Lors des campagnes conduitent de 1998 à 2001 en mer Méditerranée, 36 échantillons de peau desquamée (processus naturel) ont été ramassés dans l’eau. L’analyse des microsatellites de ces échantillons a permis d’identifier 13 individus. D’autre part, 57 échantillons d’origine Atlantique ont été obtenu sur des animaux échoués sur les cotes d’Europe du Nord (Norvège, Irlande, Danemark, Ecosse).

Les analyses en laboratoires ont été conduites en collaboration avec le Laboratoire d’Analyse Génétique de l’Université de Berkeley (EU).

Les molécules d’ADN ont été isolées par extraction au phenol/chloroforme et les 200 premières paires de bases de la « région de contrôle » (Dloop) de l’ADN mitochondrial ont été amplifiées (méthode de polymération en chaine ou PCR) puis séquencées.
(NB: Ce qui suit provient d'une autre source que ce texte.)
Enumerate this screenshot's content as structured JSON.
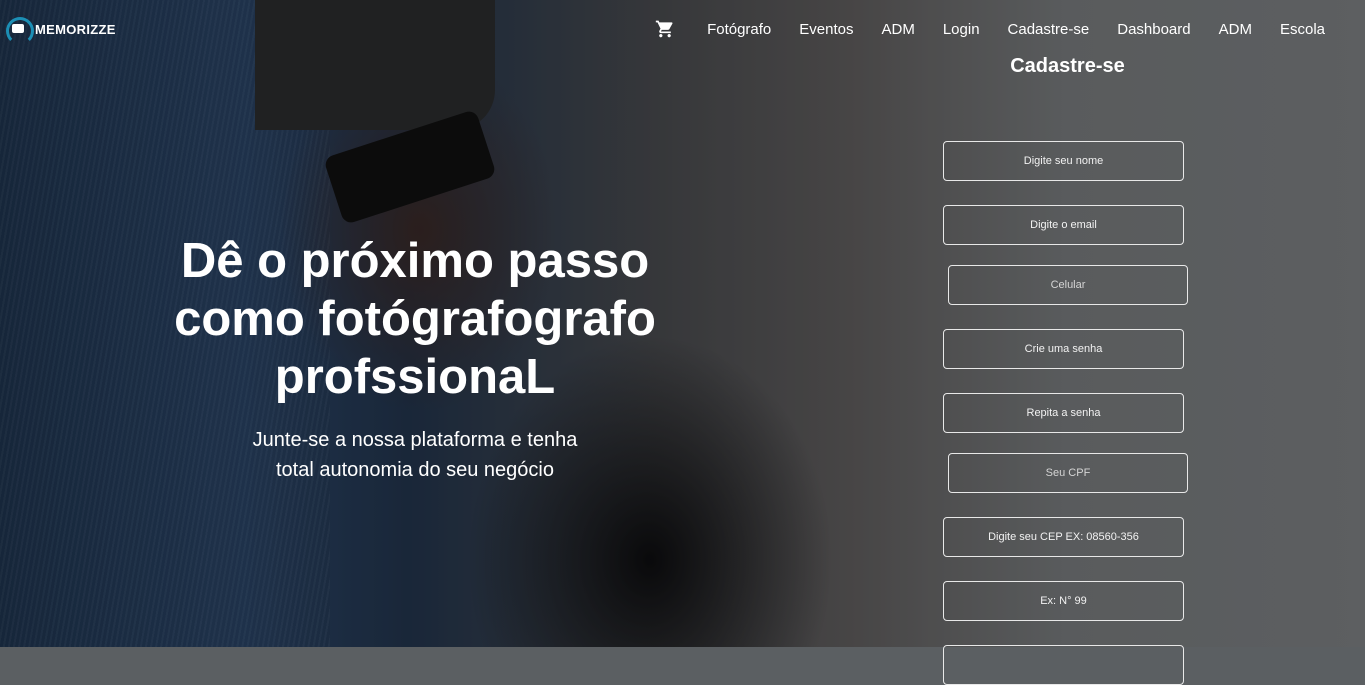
{
  "brand": {
    "name": "MEMORIZZE",
    "accent": "#1c8fb5"
  },
  "nav": {
    "cart_icon": "cart-icon",
    "items": [
      "Fotógrafo",
      "Eventos",
      "ADM",
      "Login",
      "Cadastre-se",
      "Dashboard",
      "ADM",
      "Escola"
    ]
  },
  "hero": {
    "title": "Dê o próximo passo como fotógrafografo profssionaL",
    "subtitle": "Junte-se a nossa plataforma e tenha total autonomia do seu negócio"
  },
  "form": {
    "title": "Cadastre-se",
    "fields": {
      "nome": "Digite seu nome",
      "email": "Digite o email",
      "celular": "Celular",
      "senha": "Crie uma senha",
      "repita": "Repita a senha",
      "cpf": "Seu CPF",
      "cep": "Digite seu CEP EX: 08560-356",
      "numero": "Ex: N° 99"
    }
  }
}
Les résultats montrent que tous les individus de Méditerranée présentent exactement la même séquence (haplotype), alors que 3 haplotypes sont obtenus pour les cachalots d’Atlantique. Bien que l’haplotype de Méditerranée se retrouve chez des animaux d’Atlantique, la proportion de cet haplotype y diminue de moitié. Les tests statistiques confirment une différence significative en terme de fréquence, suggérant un brassage génétique limité entre les deux régions. Ces résultats reflètent une différence au niveau d’un caractère transmis uniquement par la mère (ADN mitochondrial), démontrant ainsi que les cachalots de Méditerranée et d’Atlantique constituent des lignées maternelles distinctes (Drouot et al., 2004). L’étude de l’ADN nucléaire, hérité des 2 parents, devrait apporter des éléments quant au brassage génétique assuré par les males.